Economie

Entrepreneuriat féminin: Leila Myara, militante jusqu’au bout de son mandat

© D.R

Les résultats sont en effet satisfaisants. Le nombre d’adhérentes à l’AFEM s’établit au terme du mandat 2012-2015 à 600. 250 nouveaux membres ont été recensés. Le plan d’action laisse présager des développements certains pour renforcer la position de l’AFEM tant sur l’échiquier national qu’international. Reste que les difficultés rencontrées par les femmes chefs d’entreprises sont encore de taille. Les contraintes et les difficultés freinant l’entrepreneuriat féminin demeurent importantes et sont essentiellement liées aux mentalités, à l’accès au marché et à la vie familiale. Les résultats de la dernière enquête commandée au cabinet d’études LMS-CSA ont révèlé la teneur et détaillent le profil de la femme chef d’entreprise.

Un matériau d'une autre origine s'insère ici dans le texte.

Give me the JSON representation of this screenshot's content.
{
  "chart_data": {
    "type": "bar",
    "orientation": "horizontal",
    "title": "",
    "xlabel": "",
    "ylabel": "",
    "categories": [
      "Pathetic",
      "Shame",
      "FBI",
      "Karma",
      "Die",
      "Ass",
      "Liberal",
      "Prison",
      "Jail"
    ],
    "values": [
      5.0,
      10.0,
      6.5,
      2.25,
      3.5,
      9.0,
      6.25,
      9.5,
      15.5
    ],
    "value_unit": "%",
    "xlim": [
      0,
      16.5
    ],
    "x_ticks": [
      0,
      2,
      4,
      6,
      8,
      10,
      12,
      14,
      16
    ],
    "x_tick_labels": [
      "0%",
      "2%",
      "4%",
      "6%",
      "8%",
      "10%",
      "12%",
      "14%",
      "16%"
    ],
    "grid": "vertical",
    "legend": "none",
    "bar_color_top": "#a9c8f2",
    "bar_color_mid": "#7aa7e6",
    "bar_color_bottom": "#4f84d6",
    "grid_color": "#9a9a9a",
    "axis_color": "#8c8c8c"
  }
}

Leila Myara, présidente sortante de l’AFEM.

Le mandat de Leila Myara à la tête de l’AFEM vient de s’achever en avril. Et c’est Asmaa Morine Azzouzi, membre de cette ONG depuis 10 ans, qui va prendre la relève.
Pour rappel, Leila Myara est ingénieur des ponts et chaussées et directrice de publication d’un magazine d’architecture. Elle milite depuis plusieurs années pour la cause de la femme et sa présidence a été l’occasion de mettre en action non seulement des idées nouvelles mais aussi développer ce que ses précurseurs ont bâti.

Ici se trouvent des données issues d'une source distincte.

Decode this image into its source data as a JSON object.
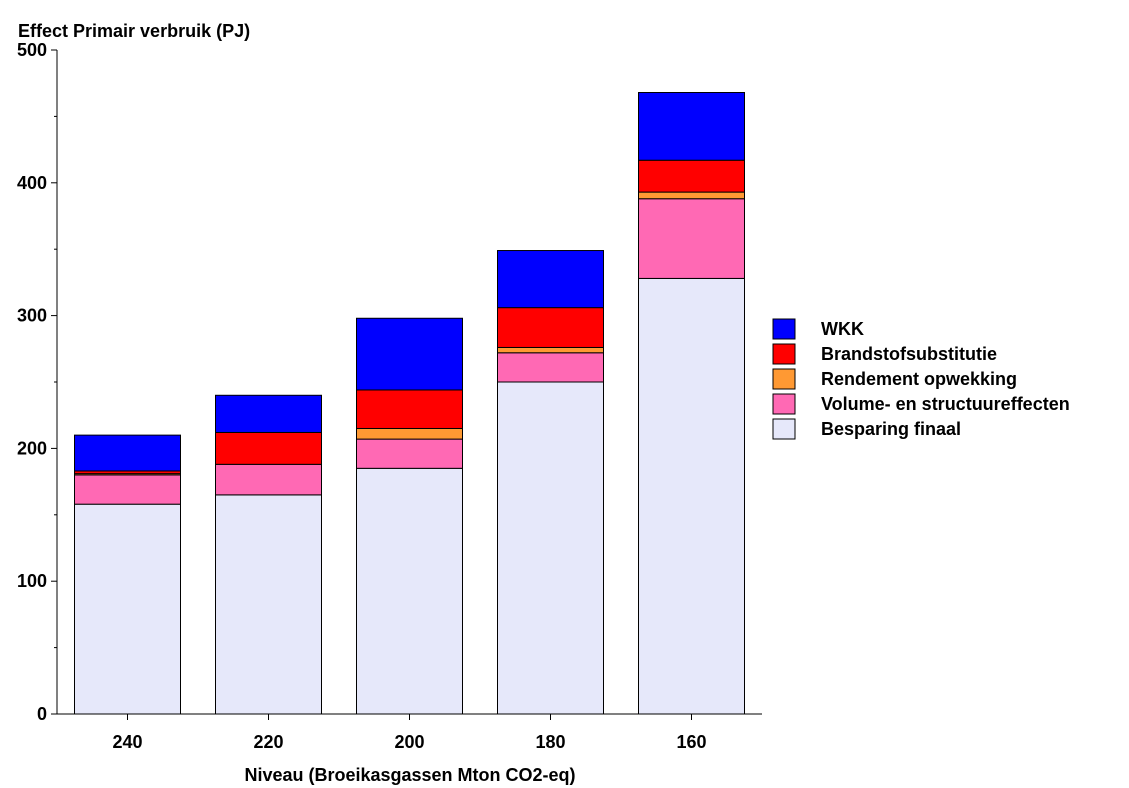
{
  "chart_data": {
    "type": "bar",
    "stacked": true,
    "ylabel": "Effect Primair verbruik (PJ)",
    "xlabel": "Niveau (Broeikasgassen Mton CO2-eq)",
    "categories": [
      "240",
      "220",
      "200",
      "180",
      "160"
    ],
    "ylim": [
      0,
      500
    ],
    "yticks": [
      "0",
      "100",
      "200",
      "300",
      "400",
      "500"
    ],
    "grid": false,
    "legend_position": "right",
    "series": [
      {
        "name": "Besparing finaal",
        "color": "#e6e8fa",
        "values": [
          158,
          165,
          185,
          250,
          328
        ]
      },
      {
        "name": "Volume- en structuureffecten",
        "color": "#ff69b4",
        "values": [
          22,
          23,
          22,
          22,
          60
        ]
      },
      {
        "name": "Rendement opwekking",
        "color": "#ff9933",
        "values": [
          1,
          0,
          8,
          4,
          5
        ]
      },
      {
        "name": "Brandstofsubstitutie",
        "color": "#ff0000",
        "values": [
          2,
          24,
          29,
          30,
          24
        ]
      },
      {
        "name": "WKK",
        "color": "#0000ff",
        "values": [
          27,
          28,
          54,
          43,
          51
        ]
      }
    ],
    "legend_order": [
      "WKK",
      "Brandstofsubstitutie",
      "Rendement opwekking",
      "Volume- en structuureffecten",
      "Besparing finaal"
    ]
  }
}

Toujours est-il que trois années de mandat demeurent courtes et Leila Myara aurait souhaité que le rythme de création estimé aujourd’hui à 100 entreprises par année passe à 300 !
L’heure était au bilan des actions de l’Association mais aussi à la présentation de la dernière étude sur l’entrepreneuriat au féminin élaborée par le cabinet LMS-CSA. Cette étude effectuée sur un échantillon de 400 femmes- pas forcément membres de l’AFEM et évoluant sur tout le territoire national- a permis d’établir un benchmarking avec l’étude effectuée, en 2004, par le même cabinet d’études marketing. «Cette étude a eu comme finalité de prendre une seconde photo pour mettre en exergue l’évolution de l’entrepreneuriat au féminin», confirme, à juste titre, M.Abdendi Louirti, administrateur et consultant à LMS-CSA.

Les principaux résultats

Les premières investigations ont permis de conclure que l’âge de l’entrepreneuriat chez la femme varie toujours entre 35 et 54 ans, à l’instar des résultats de l’étude de 2004. Dans les 75%, ces femmes chefs d’entreprises sont mariées. Elles étaient 71% en 2004… Pour 86% d’entre elles, elles ont au moins un enfant. En 2014, elles étaient 78% à être chef d’entreprise et mère.

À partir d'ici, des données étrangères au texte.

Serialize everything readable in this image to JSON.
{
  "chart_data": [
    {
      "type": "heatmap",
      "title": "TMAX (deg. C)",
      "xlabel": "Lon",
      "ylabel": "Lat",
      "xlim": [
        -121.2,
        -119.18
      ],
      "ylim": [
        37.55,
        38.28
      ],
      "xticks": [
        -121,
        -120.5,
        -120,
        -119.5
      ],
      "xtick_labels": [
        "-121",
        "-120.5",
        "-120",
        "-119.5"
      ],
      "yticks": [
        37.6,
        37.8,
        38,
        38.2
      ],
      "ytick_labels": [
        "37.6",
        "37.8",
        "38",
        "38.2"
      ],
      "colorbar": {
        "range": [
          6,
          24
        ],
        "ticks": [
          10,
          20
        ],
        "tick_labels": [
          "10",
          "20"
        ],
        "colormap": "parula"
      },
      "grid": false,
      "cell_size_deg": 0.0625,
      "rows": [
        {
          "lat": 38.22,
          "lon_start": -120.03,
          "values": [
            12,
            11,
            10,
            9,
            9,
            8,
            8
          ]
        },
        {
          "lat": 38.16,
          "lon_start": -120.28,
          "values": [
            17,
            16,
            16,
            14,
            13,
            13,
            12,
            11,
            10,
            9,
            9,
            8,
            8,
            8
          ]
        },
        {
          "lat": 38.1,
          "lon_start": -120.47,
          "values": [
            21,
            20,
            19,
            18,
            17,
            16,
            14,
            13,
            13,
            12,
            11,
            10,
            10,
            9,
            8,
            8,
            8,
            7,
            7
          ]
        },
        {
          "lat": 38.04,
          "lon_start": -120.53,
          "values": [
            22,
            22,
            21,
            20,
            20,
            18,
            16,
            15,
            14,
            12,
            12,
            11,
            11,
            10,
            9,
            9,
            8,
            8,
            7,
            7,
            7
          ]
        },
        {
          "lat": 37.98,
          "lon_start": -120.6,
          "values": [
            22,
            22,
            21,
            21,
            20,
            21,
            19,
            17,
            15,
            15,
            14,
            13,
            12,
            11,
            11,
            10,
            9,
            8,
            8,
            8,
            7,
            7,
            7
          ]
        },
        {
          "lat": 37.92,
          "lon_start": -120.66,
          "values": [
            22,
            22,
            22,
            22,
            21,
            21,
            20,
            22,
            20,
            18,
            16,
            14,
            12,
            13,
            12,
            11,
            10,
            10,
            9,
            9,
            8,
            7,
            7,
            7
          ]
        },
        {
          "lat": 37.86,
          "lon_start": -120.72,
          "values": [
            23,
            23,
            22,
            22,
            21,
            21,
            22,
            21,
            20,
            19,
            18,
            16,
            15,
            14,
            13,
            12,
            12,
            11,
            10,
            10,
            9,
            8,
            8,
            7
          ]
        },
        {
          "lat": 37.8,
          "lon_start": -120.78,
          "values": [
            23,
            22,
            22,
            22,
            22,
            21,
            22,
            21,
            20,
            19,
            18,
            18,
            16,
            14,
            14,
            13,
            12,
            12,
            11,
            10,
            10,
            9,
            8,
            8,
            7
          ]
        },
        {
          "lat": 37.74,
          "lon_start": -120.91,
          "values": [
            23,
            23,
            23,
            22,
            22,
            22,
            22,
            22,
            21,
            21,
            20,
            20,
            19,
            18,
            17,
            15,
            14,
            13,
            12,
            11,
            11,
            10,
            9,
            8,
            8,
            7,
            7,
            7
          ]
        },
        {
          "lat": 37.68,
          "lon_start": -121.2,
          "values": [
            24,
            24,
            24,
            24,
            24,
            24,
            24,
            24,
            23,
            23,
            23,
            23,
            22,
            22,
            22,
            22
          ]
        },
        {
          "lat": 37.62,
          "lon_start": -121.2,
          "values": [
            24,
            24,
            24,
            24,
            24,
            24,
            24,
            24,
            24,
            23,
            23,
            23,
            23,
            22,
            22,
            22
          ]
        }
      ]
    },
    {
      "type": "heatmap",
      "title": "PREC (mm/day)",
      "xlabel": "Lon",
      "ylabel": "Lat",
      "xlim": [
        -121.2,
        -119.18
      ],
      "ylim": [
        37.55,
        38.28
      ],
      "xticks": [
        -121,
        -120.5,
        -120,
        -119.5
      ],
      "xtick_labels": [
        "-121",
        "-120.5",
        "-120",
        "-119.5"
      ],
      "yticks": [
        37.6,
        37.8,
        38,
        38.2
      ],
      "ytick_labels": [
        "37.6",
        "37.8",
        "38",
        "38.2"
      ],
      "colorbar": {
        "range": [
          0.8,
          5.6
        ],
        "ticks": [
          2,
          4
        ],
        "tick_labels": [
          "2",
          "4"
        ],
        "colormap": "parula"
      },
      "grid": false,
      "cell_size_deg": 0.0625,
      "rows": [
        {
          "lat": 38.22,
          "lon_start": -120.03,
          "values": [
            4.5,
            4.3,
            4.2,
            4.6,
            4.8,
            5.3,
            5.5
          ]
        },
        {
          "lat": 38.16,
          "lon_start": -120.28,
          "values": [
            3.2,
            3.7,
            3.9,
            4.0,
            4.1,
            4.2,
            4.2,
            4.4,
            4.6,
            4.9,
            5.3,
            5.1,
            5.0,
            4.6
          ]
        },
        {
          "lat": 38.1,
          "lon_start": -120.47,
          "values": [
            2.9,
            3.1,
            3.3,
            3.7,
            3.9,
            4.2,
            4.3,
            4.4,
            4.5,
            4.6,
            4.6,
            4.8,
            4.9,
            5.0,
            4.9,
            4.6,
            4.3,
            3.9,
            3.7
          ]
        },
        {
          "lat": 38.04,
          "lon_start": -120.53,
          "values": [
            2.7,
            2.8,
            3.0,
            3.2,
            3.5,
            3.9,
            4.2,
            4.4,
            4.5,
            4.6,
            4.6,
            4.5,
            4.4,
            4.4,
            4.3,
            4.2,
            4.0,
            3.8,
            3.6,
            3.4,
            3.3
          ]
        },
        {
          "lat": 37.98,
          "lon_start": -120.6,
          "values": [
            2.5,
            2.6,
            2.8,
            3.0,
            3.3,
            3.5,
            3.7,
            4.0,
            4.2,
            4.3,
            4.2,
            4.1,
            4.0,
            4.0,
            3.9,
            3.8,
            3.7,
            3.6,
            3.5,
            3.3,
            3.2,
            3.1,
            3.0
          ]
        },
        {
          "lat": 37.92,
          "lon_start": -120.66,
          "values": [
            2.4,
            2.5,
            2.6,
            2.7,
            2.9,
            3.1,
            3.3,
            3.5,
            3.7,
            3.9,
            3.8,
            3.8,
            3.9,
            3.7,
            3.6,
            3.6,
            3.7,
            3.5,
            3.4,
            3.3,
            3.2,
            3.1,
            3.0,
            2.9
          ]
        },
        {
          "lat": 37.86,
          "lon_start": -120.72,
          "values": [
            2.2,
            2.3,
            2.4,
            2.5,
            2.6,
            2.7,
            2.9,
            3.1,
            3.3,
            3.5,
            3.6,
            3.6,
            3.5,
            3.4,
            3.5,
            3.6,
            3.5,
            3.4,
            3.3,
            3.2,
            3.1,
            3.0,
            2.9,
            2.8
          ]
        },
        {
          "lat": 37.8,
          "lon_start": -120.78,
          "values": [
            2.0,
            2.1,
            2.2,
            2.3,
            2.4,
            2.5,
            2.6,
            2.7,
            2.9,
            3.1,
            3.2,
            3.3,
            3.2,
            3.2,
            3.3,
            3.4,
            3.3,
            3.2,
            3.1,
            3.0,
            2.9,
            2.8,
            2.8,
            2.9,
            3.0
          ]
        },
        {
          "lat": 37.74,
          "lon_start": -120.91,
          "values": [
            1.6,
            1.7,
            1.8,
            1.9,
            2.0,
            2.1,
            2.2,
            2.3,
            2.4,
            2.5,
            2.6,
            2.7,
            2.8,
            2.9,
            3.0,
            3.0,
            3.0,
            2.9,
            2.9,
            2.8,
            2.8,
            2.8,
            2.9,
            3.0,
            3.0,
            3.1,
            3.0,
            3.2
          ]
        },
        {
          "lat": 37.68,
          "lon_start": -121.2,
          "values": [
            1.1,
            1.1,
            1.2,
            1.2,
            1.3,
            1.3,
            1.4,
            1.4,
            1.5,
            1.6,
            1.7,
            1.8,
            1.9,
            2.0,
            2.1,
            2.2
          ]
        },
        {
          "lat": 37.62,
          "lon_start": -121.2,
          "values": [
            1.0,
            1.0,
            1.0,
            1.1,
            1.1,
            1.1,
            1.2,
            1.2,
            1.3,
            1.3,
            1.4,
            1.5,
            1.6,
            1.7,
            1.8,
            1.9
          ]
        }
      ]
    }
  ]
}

Concernant le niveau d’éducation, 9 femmes sur 10 ont effectué un niveau d’études supérieures. Ce critère a évolué favorablement de 25 points par rapport à 2004. La grande diversité dans le parcours de formation et le passage au salariat avant l’entrepreneuriat ; ceux sont également deux tendances qui ont découlé de l’étude. «Concernant les facteurs déclencheurs, pour une majorité des femmes, le déclic s’est effectué après avoir eu un enfant ou avoir subi un conflit avec son ancien employé», explique le consultant. Les motivations qui ressortent, par ailleurs, sont le désir d’indépendance, le goût du risque et du défi et la volonté de développer un métier.

«Le salariat est parfois considéré comme un tremplin, un moyen de faire ses armes et de capitaliser une expérience avec dès le départ la finalité de s’installer à son compte. Pour d’autres, le salariat était le premier objectif et l’option de création d’entreprise est apparue par la suite». L’étude a révélé aussi que les femmes chefs d’entreprises sont installées le plus souvent sur l’axe Casa/Rabat. De gros efforts restant à faire dans les autres régions surtout dans le cadre du processus de régionalisation avancée. Le profil des entreprises a été aussi identifié. «Les femmes chefs d’entreprises créent surtout des SARL, évoluant dans les services sur l’axe Casa/Rabat. Leur effectif ne dépasse par les 10 salariés et le chiffre d’affaires les 4 MDH».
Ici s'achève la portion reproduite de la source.